Are American Depository Receipts (ADR's) affected by the US markets they are traded on?
I have a question about ADR's which I have been unable to find a suitable answer to on my own.
When you trade ADR's on a stock market, you are trading a foreign stock in US Dollars on a US stock exchange. The actual foreign securities are held by a US bank and then converted to US$ to be sold within US markets.
MY QUESTION IS...Since the actual company, and company stock, is located in a different country, would the stock follow the overall market trends of the country it's located in, or would it follow US market trends, following the markets it's being traded on.
For example, let's say I buy a Chinese ADR. This ADR is traded on the NASDAQ in the US. In the event of a market crash or consolidation for NASDAQ, would the stock be as affected as other US companies listed on the exchange? or would the ADR tend to follow performance similar to the Shanghai Stock Exchange, regardless of what the NASDAQ is doing?
This has been seriously bugging me, Thank You!
- JerryLv 77 years agoFavorite Answer
First you need to understand the arbitrage relationship between the ADR (in US dollars) and the underlying security (in home currency). ADRs fully reflect the risk of both the underlying security and changes in foreign exchange rates.
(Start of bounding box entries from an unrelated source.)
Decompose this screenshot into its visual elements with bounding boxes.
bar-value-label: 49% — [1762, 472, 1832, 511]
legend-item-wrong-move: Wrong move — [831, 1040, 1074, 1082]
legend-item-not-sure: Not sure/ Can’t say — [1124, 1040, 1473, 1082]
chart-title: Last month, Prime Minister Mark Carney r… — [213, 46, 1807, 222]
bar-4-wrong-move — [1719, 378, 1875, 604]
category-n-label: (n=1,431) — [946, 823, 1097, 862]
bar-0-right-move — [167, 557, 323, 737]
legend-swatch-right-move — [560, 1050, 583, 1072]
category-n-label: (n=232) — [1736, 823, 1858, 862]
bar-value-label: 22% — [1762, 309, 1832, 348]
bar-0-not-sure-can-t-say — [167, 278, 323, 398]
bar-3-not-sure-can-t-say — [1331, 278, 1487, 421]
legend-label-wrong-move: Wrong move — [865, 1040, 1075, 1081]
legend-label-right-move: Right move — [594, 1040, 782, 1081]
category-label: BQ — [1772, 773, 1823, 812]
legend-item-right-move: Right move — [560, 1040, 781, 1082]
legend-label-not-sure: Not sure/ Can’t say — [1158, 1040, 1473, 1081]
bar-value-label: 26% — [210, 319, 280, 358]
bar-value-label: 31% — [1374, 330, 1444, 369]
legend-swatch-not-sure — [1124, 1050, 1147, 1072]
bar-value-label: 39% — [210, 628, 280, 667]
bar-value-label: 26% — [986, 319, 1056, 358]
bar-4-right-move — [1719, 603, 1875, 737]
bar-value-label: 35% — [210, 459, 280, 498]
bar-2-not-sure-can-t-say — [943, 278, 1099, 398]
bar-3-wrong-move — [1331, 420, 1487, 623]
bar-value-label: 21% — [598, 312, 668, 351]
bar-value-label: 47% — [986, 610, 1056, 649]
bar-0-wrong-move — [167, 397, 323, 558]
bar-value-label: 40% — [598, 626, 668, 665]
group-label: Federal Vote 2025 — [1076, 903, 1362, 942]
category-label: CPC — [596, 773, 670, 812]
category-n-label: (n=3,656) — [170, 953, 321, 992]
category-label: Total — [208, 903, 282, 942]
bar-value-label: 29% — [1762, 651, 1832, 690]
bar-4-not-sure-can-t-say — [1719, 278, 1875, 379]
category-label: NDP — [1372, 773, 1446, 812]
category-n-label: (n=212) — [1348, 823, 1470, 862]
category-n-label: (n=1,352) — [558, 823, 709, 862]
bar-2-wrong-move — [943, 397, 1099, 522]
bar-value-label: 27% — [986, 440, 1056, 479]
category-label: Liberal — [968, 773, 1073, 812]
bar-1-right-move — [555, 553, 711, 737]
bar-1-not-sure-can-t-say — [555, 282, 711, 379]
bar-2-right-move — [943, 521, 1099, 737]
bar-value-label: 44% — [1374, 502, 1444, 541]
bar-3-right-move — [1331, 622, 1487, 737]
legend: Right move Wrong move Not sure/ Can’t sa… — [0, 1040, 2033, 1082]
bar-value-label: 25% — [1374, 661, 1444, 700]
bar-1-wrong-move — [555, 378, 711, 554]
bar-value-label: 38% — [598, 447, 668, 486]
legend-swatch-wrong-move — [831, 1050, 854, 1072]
ADR = Ordinary * fx_rate * ADR_to_ord_ratio
The ADR_to_ord_ratio reflects that an ADR may represent 1 share, many shares, or a fractional share.
Next you need to realize that there are strong correlations across international stock markets. As the US is the largest market, foreign markets tend to follow its moves.
Now to the case of your Chinese ADR. Its price reflects the price of the Chinese underlying share and the USD/Yuan exchange rate. However, to the extent that the market expects a strong move on NASDAQ to impact overseas markets, the ADR may be correlated with NASDAQ.